Departing FBI Chief Worries About Airborne Terror

WASHINGTON (AP) —

The nature of terrorism has changed in Robert Mueller’s dozen years as FBI director, but his concerns for the future are much the same as when terrorists struck on Sept. 11, 2001, a week after he’d taken over the bureau.

Mueller sees terrorism evolving in the aftermath of the Sept. 11 attacks to the splintering threats across the Middle East.

“Every one of these countries now has cadres of individuals who you would put in the category of extremists, violent extremists,” Mueller said.

Mueller, architect of the FBI’s  transformation into terrorism-fighting, spoke to reporters Wednesday at FBI headquarters.

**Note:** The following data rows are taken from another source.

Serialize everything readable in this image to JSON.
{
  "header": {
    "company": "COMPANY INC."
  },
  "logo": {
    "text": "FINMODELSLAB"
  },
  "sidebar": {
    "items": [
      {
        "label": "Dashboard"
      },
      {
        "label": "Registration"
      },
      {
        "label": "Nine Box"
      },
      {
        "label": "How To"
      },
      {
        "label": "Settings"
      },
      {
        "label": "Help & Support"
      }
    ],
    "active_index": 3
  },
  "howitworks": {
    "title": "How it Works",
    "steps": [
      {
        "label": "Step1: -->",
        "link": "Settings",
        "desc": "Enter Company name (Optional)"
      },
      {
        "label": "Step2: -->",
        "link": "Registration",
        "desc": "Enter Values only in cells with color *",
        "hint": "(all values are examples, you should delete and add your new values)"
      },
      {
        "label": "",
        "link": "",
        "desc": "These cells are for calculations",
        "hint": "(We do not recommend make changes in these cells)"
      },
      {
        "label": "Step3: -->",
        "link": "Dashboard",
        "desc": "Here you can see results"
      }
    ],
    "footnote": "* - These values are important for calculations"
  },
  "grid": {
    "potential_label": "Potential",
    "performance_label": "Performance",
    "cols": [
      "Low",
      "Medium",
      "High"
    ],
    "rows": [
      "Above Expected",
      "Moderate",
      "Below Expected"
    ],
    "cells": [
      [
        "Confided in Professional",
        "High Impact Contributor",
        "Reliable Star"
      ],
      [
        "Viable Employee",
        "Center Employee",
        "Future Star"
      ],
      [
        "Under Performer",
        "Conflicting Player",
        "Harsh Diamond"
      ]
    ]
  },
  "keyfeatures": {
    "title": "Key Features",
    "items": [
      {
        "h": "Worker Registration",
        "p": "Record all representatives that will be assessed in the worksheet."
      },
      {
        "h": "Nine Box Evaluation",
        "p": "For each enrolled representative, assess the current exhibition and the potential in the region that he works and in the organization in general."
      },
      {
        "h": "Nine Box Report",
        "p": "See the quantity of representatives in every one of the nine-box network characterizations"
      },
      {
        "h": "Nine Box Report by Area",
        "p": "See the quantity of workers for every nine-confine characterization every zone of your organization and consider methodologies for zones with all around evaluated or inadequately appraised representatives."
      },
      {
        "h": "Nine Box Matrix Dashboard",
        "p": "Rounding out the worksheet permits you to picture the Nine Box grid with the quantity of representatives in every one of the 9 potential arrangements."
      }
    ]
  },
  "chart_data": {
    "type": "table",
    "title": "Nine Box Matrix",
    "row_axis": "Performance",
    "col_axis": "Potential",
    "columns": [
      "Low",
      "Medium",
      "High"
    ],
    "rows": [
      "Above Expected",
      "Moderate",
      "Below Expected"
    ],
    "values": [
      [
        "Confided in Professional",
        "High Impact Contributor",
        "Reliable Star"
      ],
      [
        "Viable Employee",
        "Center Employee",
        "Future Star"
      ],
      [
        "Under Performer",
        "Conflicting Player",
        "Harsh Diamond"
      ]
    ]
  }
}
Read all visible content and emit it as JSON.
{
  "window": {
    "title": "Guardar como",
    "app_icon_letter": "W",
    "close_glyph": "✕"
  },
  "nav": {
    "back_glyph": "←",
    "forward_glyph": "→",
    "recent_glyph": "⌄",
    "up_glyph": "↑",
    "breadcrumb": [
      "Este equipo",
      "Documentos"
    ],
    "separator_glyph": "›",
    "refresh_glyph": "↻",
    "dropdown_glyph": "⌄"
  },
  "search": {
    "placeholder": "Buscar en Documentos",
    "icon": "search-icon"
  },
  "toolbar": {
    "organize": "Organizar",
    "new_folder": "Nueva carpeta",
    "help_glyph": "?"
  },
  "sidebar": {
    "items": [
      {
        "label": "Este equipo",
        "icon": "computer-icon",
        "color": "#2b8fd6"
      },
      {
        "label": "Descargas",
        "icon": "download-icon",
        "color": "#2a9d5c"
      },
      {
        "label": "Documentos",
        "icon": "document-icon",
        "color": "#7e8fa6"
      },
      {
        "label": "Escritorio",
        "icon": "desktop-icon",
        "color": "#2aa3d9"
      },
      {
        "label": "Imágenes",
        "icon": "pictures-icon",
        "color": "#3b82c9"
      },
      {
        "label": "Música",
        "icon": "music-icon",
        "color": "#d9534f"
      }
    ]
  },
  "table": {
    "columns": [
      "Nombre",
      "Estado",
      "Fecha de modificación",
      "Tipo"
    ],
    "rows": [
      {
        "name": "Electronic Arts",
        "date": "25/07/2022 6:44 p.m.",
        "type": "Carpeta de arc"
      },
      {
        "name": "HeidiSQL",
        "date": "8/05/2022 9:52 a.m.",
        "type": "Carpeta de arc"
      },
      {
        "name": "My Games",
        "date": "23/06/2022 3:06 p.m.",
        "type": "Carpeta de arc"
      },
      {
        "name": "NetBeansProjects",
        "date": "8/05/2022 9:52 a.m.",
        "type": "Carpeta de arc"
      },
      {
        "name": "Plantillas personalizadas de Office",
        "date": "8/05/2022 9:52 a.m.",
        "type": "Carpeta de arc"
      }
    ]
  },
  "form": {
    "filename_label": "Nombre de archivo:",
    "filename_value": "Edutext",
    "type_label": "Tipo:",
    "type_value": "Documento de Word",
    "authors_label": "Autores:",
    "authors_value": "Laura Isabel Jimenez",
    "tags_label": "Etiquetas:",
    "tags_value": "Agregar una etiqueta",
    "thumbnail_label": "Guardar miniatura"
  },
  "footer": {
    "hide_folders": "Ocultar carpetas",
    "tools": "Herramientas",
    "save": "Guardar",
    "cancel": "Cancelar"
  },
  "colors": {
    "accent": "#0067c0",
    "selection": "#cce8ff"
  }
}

The director’s last day on the job is Sept. 4. His successor, former Justice Department official James Comey, will be on hand next week for the transition.

During Mueller’s tenure, terrorists were thwarted in their efforts to bring down a trans-Atlantic flight in 2001, a Detroit-bound jetliner on December 25,  2009 and cargo planes carrying printer cartridge bombs. But the Boston Marathon bombings in April and the 2009 shooting at Fort Hood, Texas, are powerful reminders that the protective net against terrorism is not infallible.

“I always say my biggest worry is … an attack on a plane,” Mueller said. “And secondly, it’s a weapon of mass destruction in the hands of a terrorist and that includes a cyber-capability that trumps the defenses that we have.”

He also sees the risk of a cyberattack on a financial institution or on a sector such as energy “where we do not have sufficient barricades or preventive capabilities.”